Siguiendo el guion que se preveía, el personaje carente de principios que sigue en Moncloa ha asumido su rol de bufón. Con su visita a Barcelona, arrastrándose por los medios en manos del separatismo, ha colmado de gracias y buscado la satisfacción de los que de verdad mandan, disfrutando de su condición de títere dispuesto a seguir haciendo gala de sus traiciones y mentiras.
Nada frena al cínico que nos gobierna, siguiendo el diágnostico de la jefa en Madrid de los extremistas del lacito amarillo. Si hay que arrodillarse, ceder y conceder, haciendo que disfruten los amos en su condición de dominadores, pues se hace. No hay freno que valga cuando la dignidad se ha perdido y la prioridad es no perder el mando, con todo el lío judicial que hay montado en el perímetro corto del todavía presidente.
Es justo lo que querían en el separatismo catalán. Apretar las tuercas para que la desesperación llevase a una aceleración de los objetivos pretendidos. Saben que es el momento de lograr lo que quieran, al tener en la cabeza del Gobierno a un fantoche sin valores ni pudor, que negaría la mayor si fuese necesario. Vender a sus grandes amigos, esos que le auparon al poder en el PSOE, ya lo ha hecho.

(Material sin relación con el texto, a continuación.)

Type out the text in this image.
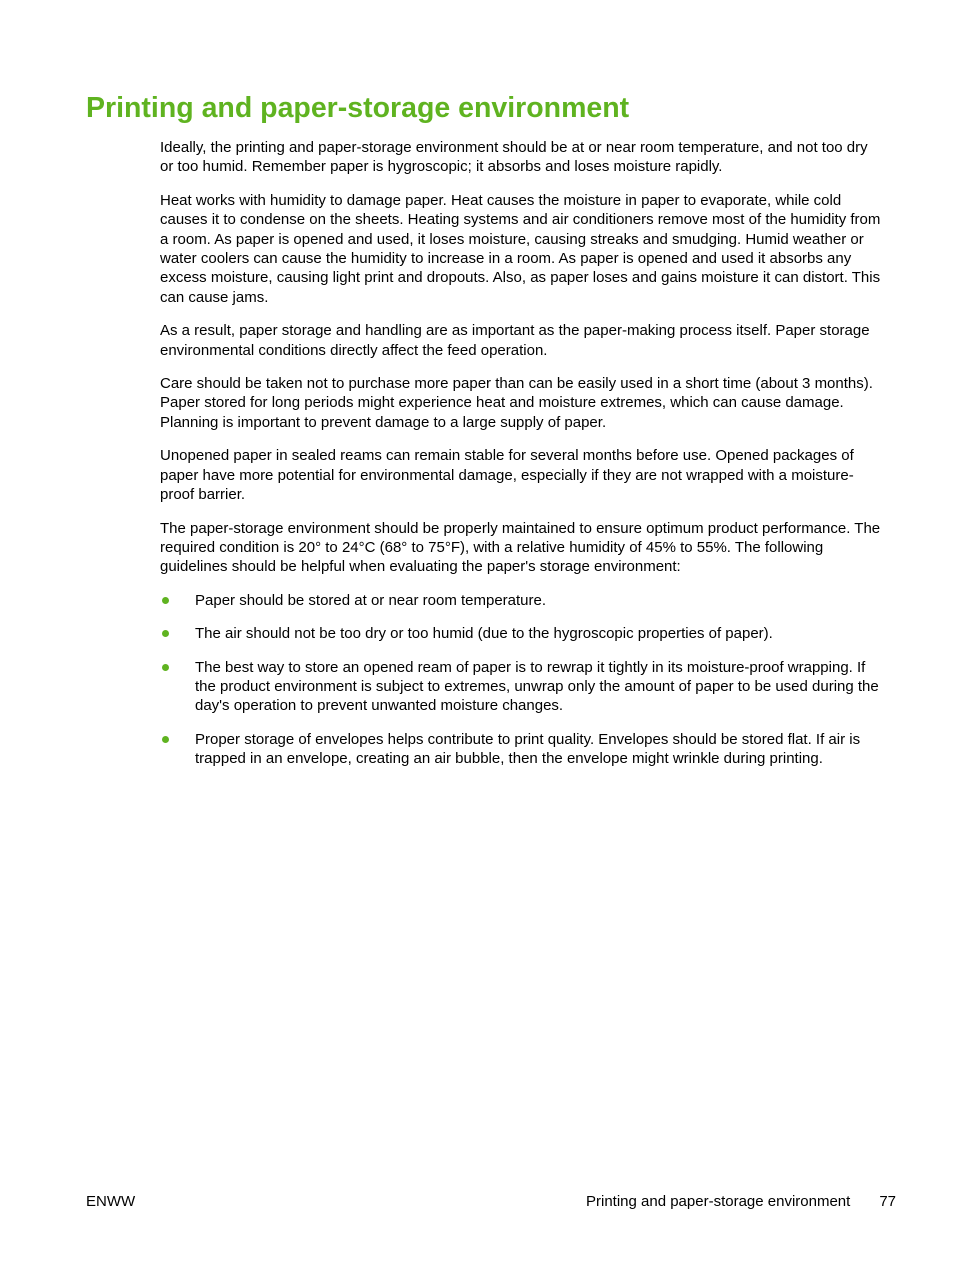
Printing and paper-storage environment

Ideally, the printing and paper-storage environment should be at or near room temperature, and not too dry or too humid. Remember paper is hygroscopic; it absorbs and loses moisture rapidly.

Heat works with humidity to damage paper. Heat causes the moisture in paper to evaporate, while cold causes it to condense on the sheets. Heating systems and air conditioners remove most of the humidity from a room. As paper is opened and used, it loses moisture, causing streaks and smudging. Humid weather or water coolers can cause the humidity to increase in a room. As paper is opened and used it absorbs any excess moisture, causing light print and dropouts. Also, as paper loses and gains moisture it can distort. This can cause jams.

As a result, paper storage and handling are as important as the paper-making process itself. Paper storage environmental conditions directly affect the feed operation.

Care should be taken not to purchase more paper than can be easily used in a short time (about 3 months). Paper stored for long periods might experience heat and moisture extremes, which can cause damage. Planning is important to prevent damage to a large supply of paper.

Unopened paper in sealed reams can remain stable for several months before use. Opened packages of paper have more potential for environmental damage, especially if they are not wrapped with a moisture-proof barrier.

The paper-storage environment should be properly maintained to ensure optimum product performance. The required condition is 20° to 24°C (68° to 75°F), with a relative humidity of 45% to 55%. The following guidelines should be helpful when evaluating the paper's storage environment:

Paper should be stored at or near room temperature.
The air should not be too dry or too humid (due to the hygroscopic properties of paper).
The best way to store an opened ream of paper is to rewrap it tightly in its moisture-proof wrapping. If the product environment is subject to extremes, unwrap only the amount of paper to be used during the day's operation to prevent unwanted moisture changes.
Proper storage of envelopes helps contribute to print quality. Envelopes should be stored flat. If air is trapped in an envelope, creating an air bubble, then the envelope might wrinkle during printing.
ENWW	Printing and paper-storage environment 77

Sus argumentos apelando al desconocimiento de la banda del Peugeot, que llevaba de paseo por toda España dan entre pena y risa.
La estrategia de Junts es trivial y sencilla, pero el sanchismo no da para más. Siguiendo la carencia de principios del que manda se van a llevar al huerto al partido, al gobierno y, lo que a mí me preocupa, el futuro de España. El sumiso sanchismo ha decidido someter al país a la presión de la minoría extremista liderada por un fugado de la justicia. Siendo muchas las muestras de ridículo con las prisas para reconducir esta situación de negación a la gobernabilidad que había puesto encima de la mesa Junts. Los palanganeros de siempre, con Zapatero a la cabeza y en la sombra, han hecho su papel. Zapatero y Sánchez, el tándem del horror y la desgracia. Si querían dejar su sello en la Historia de España lo están consiguiendo con creces.

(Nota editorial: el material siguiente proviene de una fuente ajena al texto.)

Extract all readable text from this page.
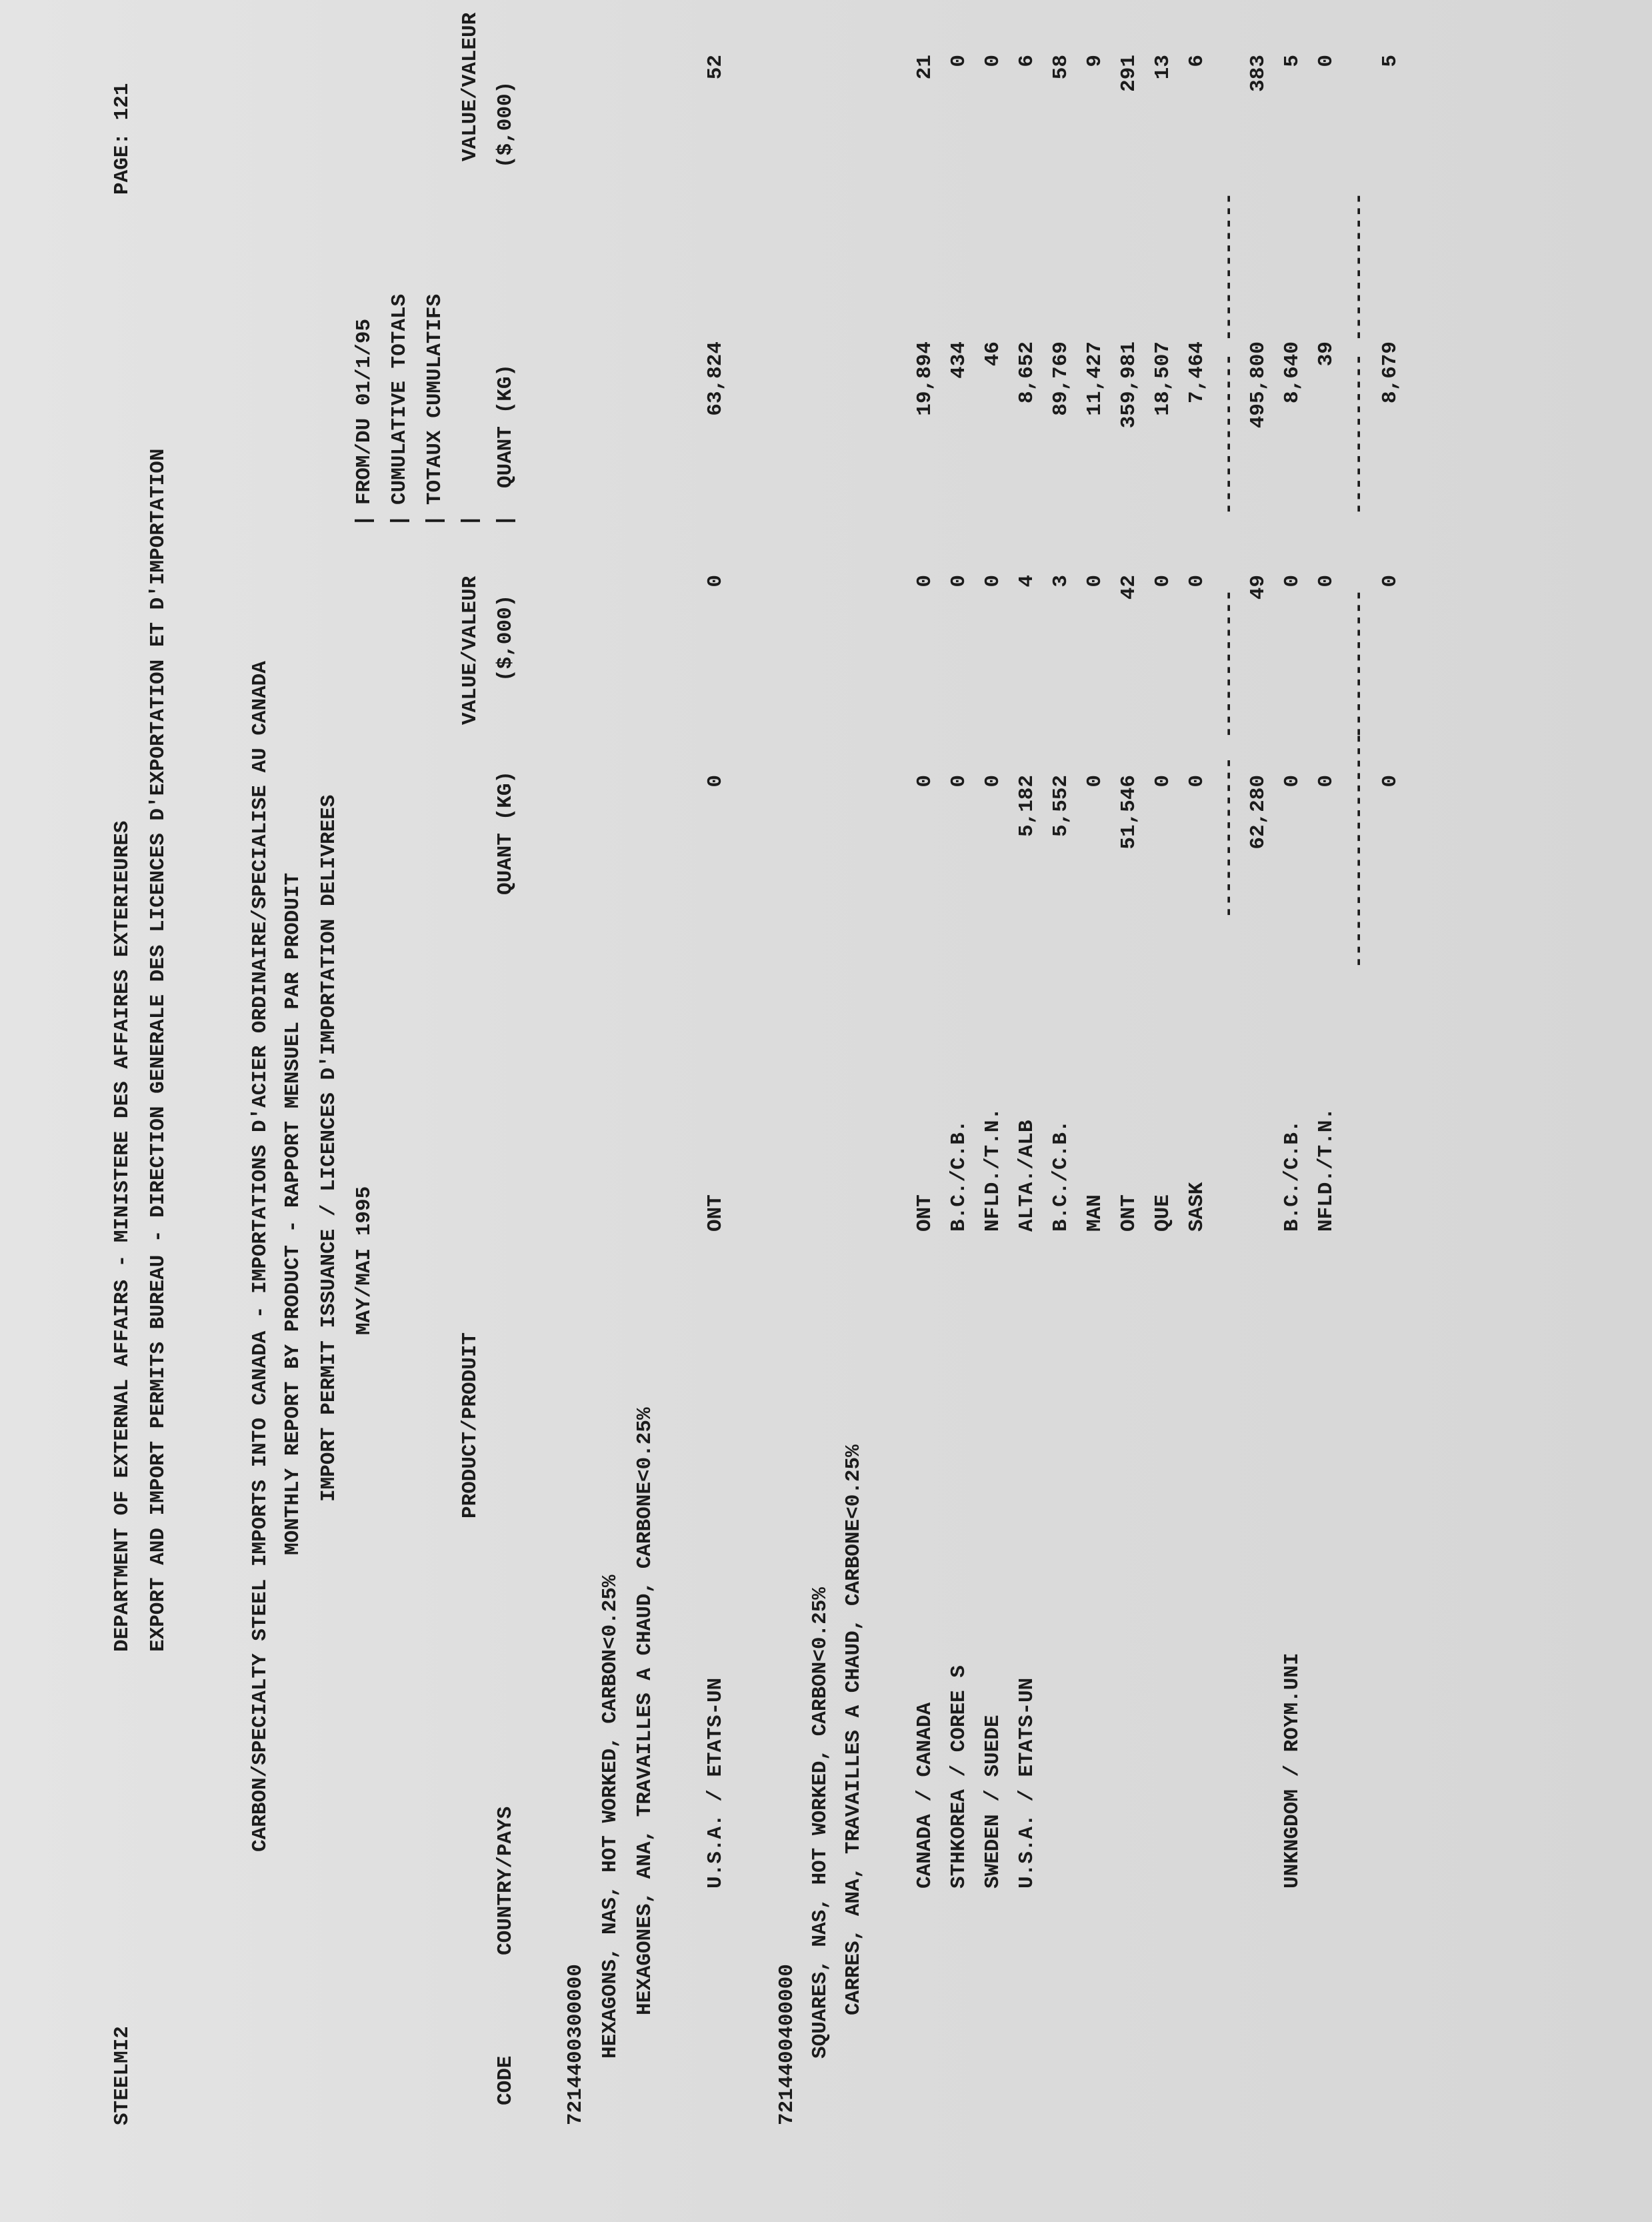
STEELMI2
DEPARTMENT OF EXTERNAL AFFAIRS - MINISTERE DES AFFAIRES EXTERIEURES EXPORT AND IMPORT PERMITS BUREAU - DIRECTION GENERALE DES LICENCES D'EXPORTATION ET D'IMPORTATION
PAGE: 121
CARBON/SPECIALTY STEEL IMPORTS INTO CANADA - IMPORTATIONS D'ACIER ORDINAIRE/SPECIALISE AU CANADA MONTHLY REPORT BY PRODUCT - RAPPORT MENSUEL PAR PRODUIT IMPORT PERMIT ISSUANCE / LICENCES D'IMPORTATION DELIVREES MAY/MAI 1995
FROM/DU 01/1/95 CUMULATIVE TOTALS TOTAUX CUMULATIFS
| | | | |
PRODUCT/PRODUIT
VALUE/VALEUR
VALUE/VALEUR
CODE
COUNTRY/PAYS
QUANT (KG)
($,000)
QUANT (KG)
($,000)
7214400300000 HEXAGONS, NAS, HOT WORKED, CARBON<0.25% HEXAGONES, ANA, TRAVAILLES A CHAUD, CARBONE<0.25% U.S.A. / ETATS-UN
ONT
0
0
63,824
52
7214400400000 SQUARES, NAS, HOT WORKED, CARBON<0.25% CARRES, ANA, TRAVAILLES A CHAUD, CARBONE<0.25% CANADA / CANADA
ONT
0
0
19,894
21
STHKOREA / COREE S
B.C./C.B.
0
0
434
0
SWEDEN / SUEDE
NFLD./T.N.
0
0
46
0
U.S.A. / ETATS-UN
ALTA./ALB
5,182
4
8,652
6
B.C./C.B.
5,552
3
89,769
58
MAN
0
0
11,427
9
ONT
51,546
42
359,981
291
QUE
0
0
18,507
13
SASK
0
0
7,464
6
-------------
------------
-------------
------------
62,280
49
495,800
383
UNKNGDOM / ROYM.UNI
B.C./C.B.
0
0
8,640
5
NFLD./T.N.
0
0
39
0
-------------------
------------
-------------
------------
0
0
8,679
5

Sin lugar a dudas, y como acelerante de todo lo que estamos viendo, el encarcelamiento de dos de los pasajeros que iban en el Peugeot, tras haber pasado un tercero también por la trena, está suponiendo un calvario para el número uno, viendo como toda la mafia cae y solo queda que el cuarto pasajero caliente celda. La manipulación, tanto de la UCO como de la Justicia, deberá reimpulsarse desde las cloacas de Moncloa para atisbar alguna posibilidad de que el puto amo se libre de un destino más que merecido.